When you get to the streets of Krung Thep, one of the things you first notice is the insane traffic density. The interstitial spaces between cars and buses is filled with pedestrians, tuk tuks, and scooters. The sidewalks are crammed with tables and displays of every imaginable consumer good. At street level, overhead doors are open and shops filled to the brim with stuff of all discription- lawn mowers (where is the grass??), clothing, plastic flotsam, industrial pumps & valves, … everything. In the evening, the shop owners throw a mattress on the floor between the stacks of merchandise and light up the TV. A pot of soup is on the heat and folks begin winding down for the night.
Like a lot of tourists, we found ourselves stuffed in a noisy tuk tuk careening down the streets of Bangkok being hustled to a well known temple, but with a few stops at the lapidary, clothing story, and jewelry store. It is a well known scam advanced by obnoxious confidence men and women who feign interest in your well being.
It all began when we arrived at the Grand Palace at closing time and were immediately “greeted” by official looking characters. They took the initiative without delay and directed us to the tuk tuk driver along the curb. Careful to ask our nationality and the nature of our business, these overseers directed our attention to the identification badges worn by the drivers. Thirty baht for the ride to the Golden Mountain Temple. This was a bargain, we thought.
A tuk tuk is an open air three wheeled vehicle with a sheet metal roof and lots of colorful decoration meant to dazzle tourists into indulging in the local color.
The driver starts the two-stroke engine and we lurch into traffic. Driving in Bangkok consists of an extended series of lunges for position in the heavy traffic. It’s not at all obvious what is forbidden in traffic, other than running over someone. The tuk tuk driver pulls into oncoming traffic for a few tens of meters gain, then overtakes a car as it turns into a narrow street. Pedestrians jump out of the way.
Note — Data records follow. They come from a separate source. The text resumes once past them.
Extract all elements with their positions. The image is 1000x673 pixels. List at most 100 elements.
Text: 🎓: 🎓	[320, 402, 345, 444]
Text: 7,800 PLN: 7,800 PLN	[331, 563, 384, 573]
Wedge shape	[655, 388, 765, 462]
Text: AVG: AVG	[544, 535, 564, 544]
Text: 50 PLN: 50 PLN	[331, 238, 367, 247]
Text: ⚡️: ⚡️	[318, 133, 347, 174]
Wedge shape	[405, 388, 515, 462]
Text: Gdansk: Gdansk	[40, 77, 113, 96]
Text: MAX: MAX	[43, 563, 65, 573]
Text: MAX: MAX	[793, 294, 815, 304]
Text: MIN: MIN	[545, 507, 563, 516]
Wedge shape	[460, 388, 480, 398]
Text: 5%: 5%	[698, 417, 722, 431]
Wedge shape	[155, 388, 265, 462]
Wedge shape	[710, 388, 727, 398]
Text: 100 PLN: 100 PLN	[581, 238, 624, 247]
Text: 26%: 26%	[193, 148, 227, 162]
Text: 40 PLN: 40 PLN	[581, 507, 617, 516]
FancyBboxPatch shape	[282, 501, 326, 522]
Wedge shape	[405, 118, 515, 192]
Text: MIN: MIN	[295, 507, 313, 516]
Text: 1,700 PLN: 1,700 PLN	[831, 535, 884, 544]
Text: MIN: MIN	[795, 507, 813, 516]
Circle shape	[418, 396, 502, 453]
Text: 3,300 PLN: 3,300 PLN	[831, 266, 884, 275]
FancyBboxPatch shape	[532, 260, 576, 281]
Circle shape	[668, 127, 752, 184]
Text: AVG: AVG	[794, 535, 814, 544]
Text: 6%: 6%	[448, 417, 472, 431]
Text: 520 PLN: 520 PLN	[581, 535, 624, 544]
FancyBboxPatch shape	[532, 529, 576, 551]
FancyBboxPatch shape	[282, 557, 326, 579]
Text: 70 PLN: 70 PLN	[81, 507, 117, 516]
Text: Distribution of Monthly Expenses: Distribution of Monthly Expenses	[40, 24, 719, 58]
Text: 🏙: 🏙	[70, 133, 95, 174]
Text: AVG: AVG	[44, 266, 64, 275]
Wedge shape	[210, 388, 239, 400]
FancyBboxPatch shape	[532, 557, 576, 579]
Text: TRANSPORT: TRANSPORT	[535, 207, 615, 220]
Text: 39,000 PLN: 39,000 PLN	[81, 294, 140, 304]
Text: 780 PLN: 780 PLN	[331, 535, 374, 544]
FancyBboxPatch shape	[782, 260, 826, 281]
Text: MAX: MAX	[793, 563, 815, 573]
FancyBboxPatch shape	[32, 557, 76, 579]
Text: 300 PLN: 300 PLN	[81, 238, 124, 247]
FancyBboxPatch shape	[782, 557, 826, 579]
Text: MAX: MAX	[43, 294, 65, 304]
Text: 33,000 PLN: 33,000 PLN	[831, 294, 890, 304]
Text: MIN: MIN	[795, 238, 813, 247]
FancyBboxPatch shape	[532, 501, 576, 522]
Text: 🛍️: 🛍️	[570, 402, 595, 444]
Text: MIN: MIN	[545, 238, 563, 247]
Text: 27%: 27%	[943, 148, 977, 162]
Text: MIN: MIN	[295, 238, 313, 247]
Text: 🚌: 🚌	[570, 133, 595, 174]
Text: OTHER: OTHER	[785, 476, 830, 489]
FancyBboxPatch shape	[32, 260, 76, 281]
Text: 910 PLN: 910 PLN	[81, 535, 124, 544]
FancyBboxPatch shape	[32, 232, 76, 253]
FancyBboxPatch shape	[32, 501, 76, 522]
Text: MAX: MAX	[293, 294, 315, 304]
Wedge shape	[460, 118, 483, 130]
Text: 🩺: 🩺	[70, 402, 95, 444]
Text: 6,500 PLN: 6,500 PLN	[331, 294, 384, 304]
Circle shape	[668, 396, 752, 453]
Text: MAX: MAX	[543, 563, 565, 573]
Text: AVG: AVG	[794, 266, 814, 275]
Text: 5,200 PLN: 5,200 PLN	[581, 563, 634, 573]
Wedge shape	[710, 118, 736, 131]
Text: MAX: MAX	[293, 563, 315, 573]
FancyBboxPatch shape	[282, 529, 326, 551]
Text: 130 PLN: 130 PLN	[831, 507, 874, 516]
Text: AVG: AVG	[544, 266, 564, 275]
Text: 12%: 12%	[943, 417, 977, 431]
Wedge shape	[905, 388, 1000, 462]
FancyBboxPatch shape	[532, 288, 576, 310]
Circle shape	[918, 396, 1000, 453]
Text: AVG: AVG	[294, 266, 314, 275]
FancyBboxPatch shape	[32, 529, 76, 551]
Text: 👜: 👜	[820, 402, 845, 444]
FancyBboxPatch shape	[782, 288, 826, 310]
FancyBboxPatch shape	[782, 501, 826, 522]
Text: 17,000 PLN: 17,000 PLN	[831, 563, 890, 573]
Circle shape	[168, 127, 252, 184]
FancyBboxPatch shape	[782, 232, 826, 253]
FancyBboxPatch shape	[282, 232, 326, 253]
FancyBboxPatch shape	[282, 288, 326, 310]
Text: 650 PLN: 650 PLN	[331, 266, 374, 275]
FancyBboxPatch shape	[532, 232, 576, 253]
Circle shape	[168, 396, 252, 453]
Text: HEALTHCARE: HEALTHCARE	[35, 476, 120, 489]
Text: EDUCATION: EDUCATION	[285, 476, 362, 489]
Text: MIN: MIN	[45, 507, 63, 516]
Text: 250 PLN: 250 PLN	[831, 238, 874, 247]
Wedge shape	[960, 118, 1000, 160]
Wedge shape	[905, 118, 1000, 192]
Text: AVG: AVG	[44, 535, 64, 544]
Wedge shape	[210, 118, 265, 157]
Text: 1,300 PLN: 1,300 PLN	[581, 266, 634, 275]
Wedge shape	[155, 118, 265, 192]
In the states, one or two discourtesies that are ordinary here would likely provoke a murderous episode of road rage. No big deal in Krung Thep.
It became apparent that taking us to the temple was a ruse. The real itinerary was a tour of pre-arranged shops whose proprietors would reward the drivers with a cut of the action. Of course, this is nothing new or novel. It is a form of industry common to many ports of call.
After we visited 3 shops, we convinced our young driver that we were finished and he left us at one of the many gold-leaf festooned temples in the core of the city. Numerous drivers approached with offers of carriage, but we were determined to walk to the Standing Buddha. And walk we did.
Eventually we made our way to a backpack hotel near the river where we enjoyed some liquid refreshment. Using a tourist map meant for advertising, not navigation, we finally found the standing Buddha at sundown. From there we made a circuitous path to a water taxi on the Chao Phraya river and made excellent time back across the city for 30 cents US.
I’m left with some grudging admiration of our Calvinistic traffic system back in the states.